AS can't believe the mockery of goverment in IL.

Jason Dye:
hey, so do you think our next guv will bring up our education status so that we're 48th out of 50? or just get arrested?

DW:
I think we should declare his residence in Chicago as the new Governors mansion, and when he is booted out of office - declare eminent domain, and take it :D

Oh, and he is a tool who steals our money
---------

WVK is proud Illinois is living up to its reputation.

CH:
lol!

RU:
Tell me about it

AT:
Yay for Pat Fitzgerald, for exposing all this. The message--that outrageous corruption is not accepted as status quo--actually fills me with hope.

continuing our long, proud tradition of gubernatorial convicts beginning w/ bugsy malone, al capone and johnny cash.

CBP:
wow...who knew?!

(please note intended sarcasm :) )

WT:
This is pretty low. I hope Illinois doesn't have the potential to go any lower....but I have my doubts.

AP:
What a mess!!!

------------

AT is yet again amazed by Patrick Fitzgerald's cojones, and hopes Obama does not replace him.

fitz is THE MAN!

i would not wanna get on his bad side. i wouldn't want him running for office, becoming mayor or gov or even AG. but, for what he's set up to do, he's the best.

---------------

And finally, the first person to comment on this story in my facebookiverse, my wife:

JFD hopes Daley follows G-Rod to his happy place.

PA:
are there puppies and kittens and rainbows and sunshine in the happy place?

MP:
Preach it.

JAS:
Amen

Jason Dye:
jfd,
let's hope so, babes. although i fear daley's too shrewd.

pa,
i hope not. but then again, blago does strike me a as a bit odd...

PA:
i wonder how many more secrets are hiding in his hair...

MR:
i'm very curious what daley and roderick are up to, since i'm not in chicago and haven't seen chicago news for a while.

MP:
MR: What are they up to? They are up to no good. As usual.

MR:
well, yeah ... that's a given. and i love how they've retained their offices (probably through the cemetery vote).

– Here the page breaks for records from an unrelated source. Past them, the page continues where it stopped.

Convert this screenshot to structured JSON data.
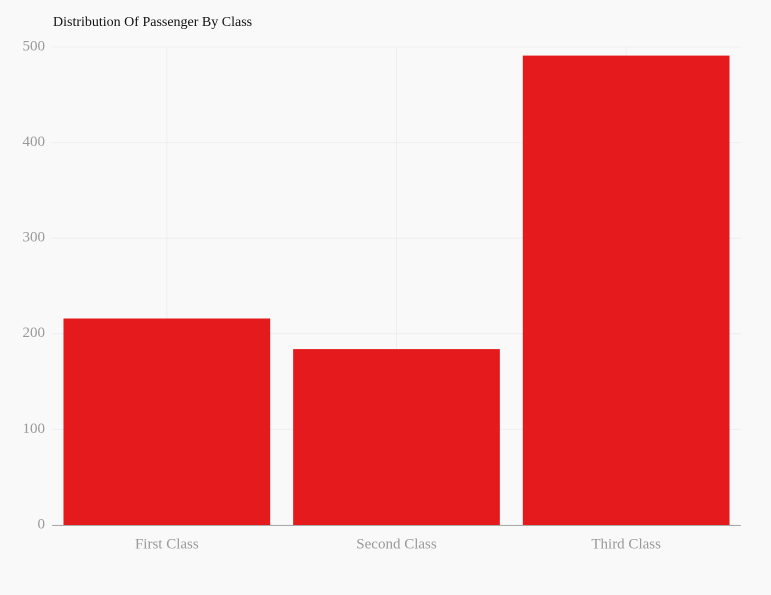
{
  "chart_data": {
    "type": "bar",
    "title": "Distribution Of Passenger By Class",
    "categories": [
      "First Class",
      "Second Class",
      "Third Class"
    ],
    "values": [
      216,
      184,
      491
    ],
    "color": "#e41a1c",
    "ylim": [
      0,
      500
    ],
    "yticks": [
      0,
      100,
      200,
      300,
      400,
      500
    ],
    "grid": true
  }
}
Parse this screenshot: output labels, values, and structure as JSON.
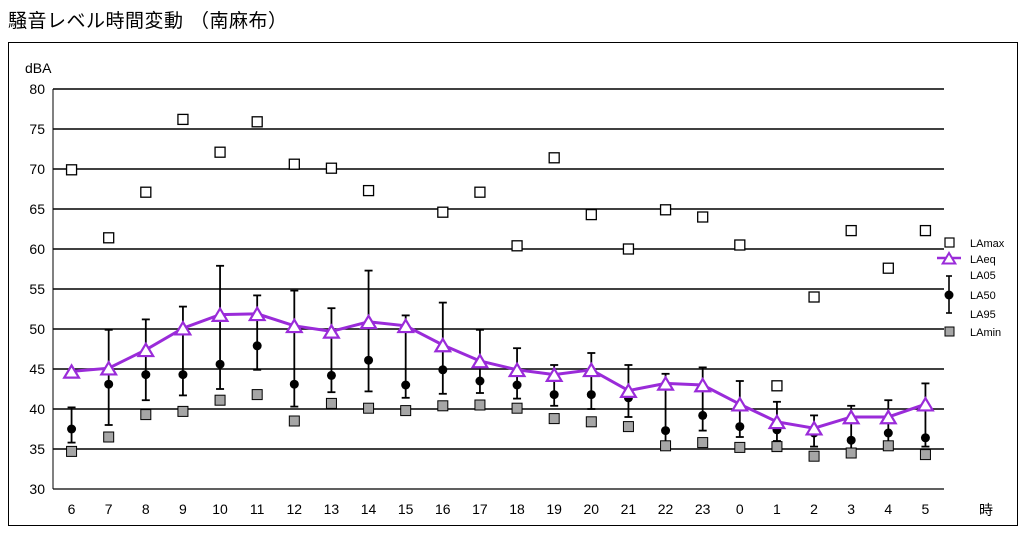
{
  "title": "騒音レベル時間変動 （南麻布）",
  "chart_data": {
    "type": "line",
    "ylabel": "dBA",
    "xlabel": "時",
    "ylim": [
      30,
      80
    ],
    "yticks": [
      30,
      35,
      40,
      45,
      50,
      55,
      60,
      65,
      70,
      75,
      80
    ],
    "categories": [
      "6",
      "7",
      "8",
      "9",
      "10",
      "11",
      "12",
      "13",
      "14",
      "15",
      "16",
      "17",
      "18",
      "19",
      "20",
      "21",
      "22",
      "23",
      "0",
      "1",
      "2",
      "3",
      "4",
      "5"
    ],
    "series": [
      {
        "name": "LAmax",
        "values": [
          69.9,
          61.4,
          67.1,
          76.2,
          72.1,
          75.9,
          70.6,
          70.1,
          67.3,
          null,
          64.6,
          67.1,
          60.4,
          71.4,
          64.3,
          60.0,
          64.9,
          64.0,
          60.5,
          42.9,
          54.0,
          62.3,
          57.6,
          62.3
        ]
      },
      {
        "name": "LAeq",
        "values": [
          44.7,
          45.1,
          47.4,
          50.1,
          51.8,
          51.9,
          50.4,
          49.7,
          50.9,
          50.4,
          48.0,
          46.0,
          44.9,
          44.3,
          44.9,
          42.3,
          43.2,
          43.0,
          40.6,
          38.4,
          37.6,
          39.0,
          39.0,
          40.6
        ]
      },
      {
        "name": "LA05",
        "values": [
          40.2,
          49.9,
          51.2,
          52.8,
          57.9,
          54.2,
          54.8,
          52.6,
          57.3,
          51.7,
          53.3,
          49.9,
          47.6,
          45.5,
          47.0,
          45.5,
          44.4,
          45.2,
          43.5,
          40.9,
          39.2,
          40.4,
          41.1,
          43.2
        ]
      },
      {
        "name": "LA50",
        "values": [
          37.5,
          43.1,
          44.3,
          44.3,
          45.6,
          47.9,
          43.1,
          44.2,
          46.1,
          43.0,
          44.9,
          43.5,
          43.0,
          41.8,
          41.8,
          41.4,
          37.3,
          39.2,
          37.8,
          37.4,
          37.0,
          36.1,
          37.0,
          36.4
        ]
      },
      {
        "name": "LA95",
        "values": [
          35.8,
          38.0,
          41.1,
          41.7,
          42.5,
          44.9,
          40.3,
          42.1,
          42.2,
          41.4,
          41.9,
          42.0,
          41.3,
          40.4,
          40.0,
          39.0,
          35.6,
          37.3,
          36.5,
          36.0,
          35.3,
          35.0,
          35.7,
          35.3
        ]
      },
      {
        "name": "LAmin",
        "values": [
          34.7,
          36.5,
          39.3,
          39.7,
          41.1,
          41.8,
          38.5,
          40.7,
          40.1,
          39.8,
          40.4,
          40.5,
          40.1,
          38.8,
          38.4,
          37.8,
          35.4,
          35.8,
          35.2,
          35.3,
          34.1,
          34.5,
          35.4,
          34.3
        ]
      }
    ],
    "legend": {
      "placement": "right",
      "entries": [
        "LAmax",
        "LAeq",
        "LA05",
        "LA50",
        "LA95",
        "LAmin"
      ]
    },
    "colors": {
      "laeq": "#9a2bd9",
      "lamin_fill": "#a6a6a6",
      "grid": "#000000"
    },
    "grid": true
  }
}
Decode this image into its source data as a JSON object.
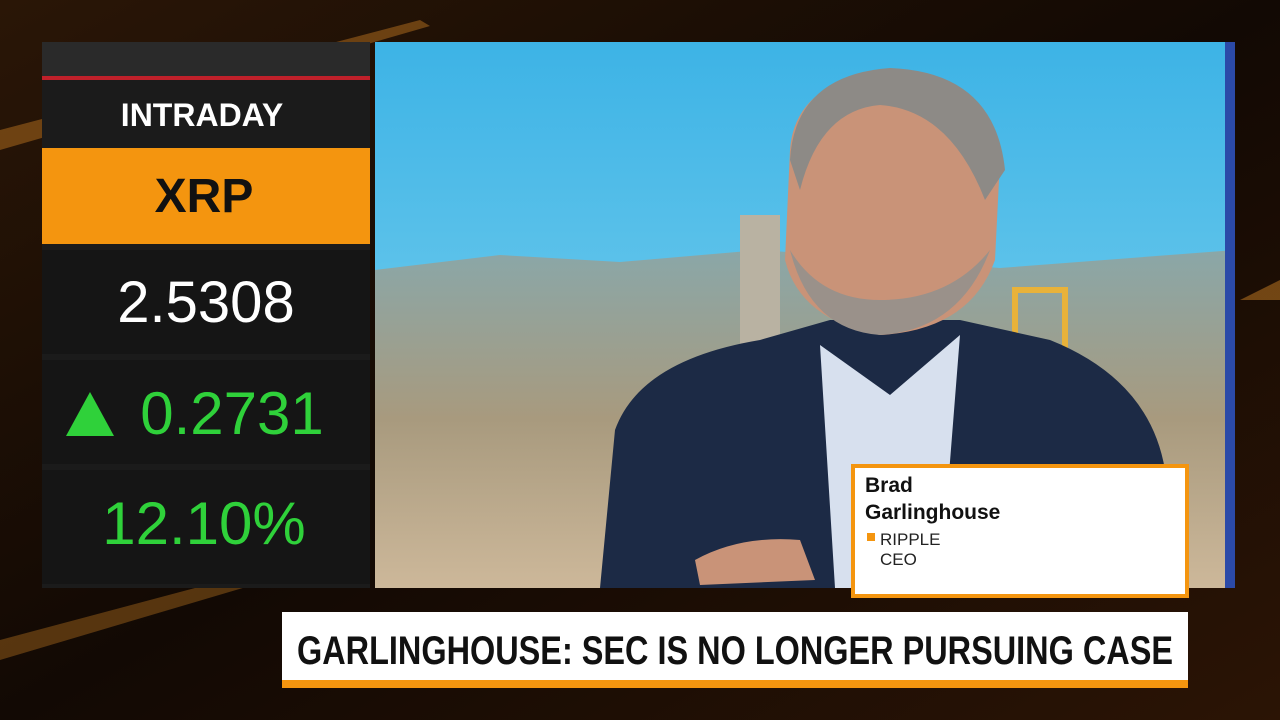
{
  "ticker": {
    "label": "INTRADAY",
    "symbol": "XRP",
    "price": "2.5308",
    "change": "0.2731",
    "percent_change": "12.10%"
  },
  "lower_third": {
    "name": "Brad Garlinghouse",
    "company": "RIPPLE",
    "title": "CEO"
  },
  "headline": "GARLINGHOUSE: SEC IS NO LONGER PURSUING CASE"
}
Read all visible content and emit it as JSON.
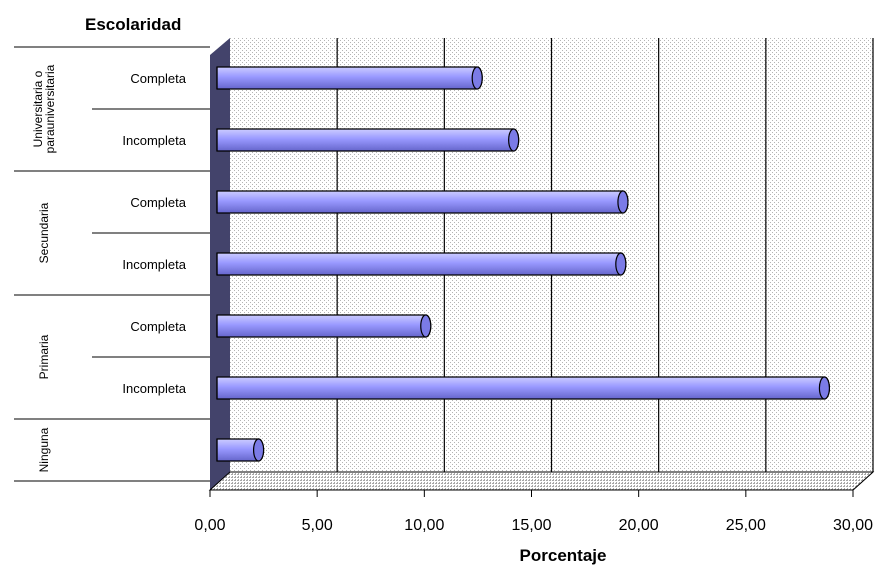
{
  "chart_data": {
    "type": "bar",
    "orientation": "horizontal",
    "title": "Escolaridad",
    "xlabel": "Porcentaje",
    "ylabel": "",
    "xlim": [
      0,
      30
    ],
    "xticks": [
      "0,00",
      "5,00",
      "10,00",
      "15,00",
      "20,00",
      "25,00",
      "30,00"
    ],
    "grid": true,
    "groups": [
      {
        "name": "Universitaria o parauniversitaria",
        "lines": [
          "Universitaria o",
          "parauniversitaria"
        ]
      },
      {
        "name": "Secundaria",
        "lines": [
          "Secundaria"
        ]
      },
      {
        "name": "Primaria",
        "lines": [
          "Primaria"
        ]
      },
      {
        "name": "Ninguna",
        "lines": [
          "Ninguna"
        ]
      }
    ],
    "categories": [
      {
        "group": "Universitaria o parauniversitaria",
        "label": "Completa",
        "value": 12.0
      },
      {
        "group": "Universitaria o parauniversitaria",
        "label": "Incompleta",
        "value": 13.7
      },
      {
        "group": "Secundaria",
        "label": "Completa",
        "value": 18.8
      },
      {
        "group": "Secundaria",
        "label": "Incompleta",
        "value": 18.7
      },
      {
        "group": "Primaria",
        "label": "Completa",
        "value": 9.6
      },
      {
        "group": "Primaria",
        "label": "Incompleta",
        "value": 28.2
      },
      {
        "group": "Ninguna",
        "label": "",
        "value": 1.8
      }
    ],
    "bar_color": "#9999ff"
  }
}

i don't know how/why rod got his 2nd term. but richie's got his machine pulling all the right strings. it'd be a beautiful symphony if they were playing the right tune.


I now understand why people don't regularly blog their facebook status updates. Re-formatting was a not-nice piece-o'-work --- so I didn't even finish.

Monday, March 05, 2007

Happy Casimir Pulaski Day, Comrades!

The first Monday in March is known to schoolchildren and teachers all throughout Illinois as a holiday that nobody understands.

So, thanks to Asthmatic Kitty Records for doing much indepth investigation on the man, the myth, the Casimir. As well as for posting an early demo of the Sufjan Stevens song.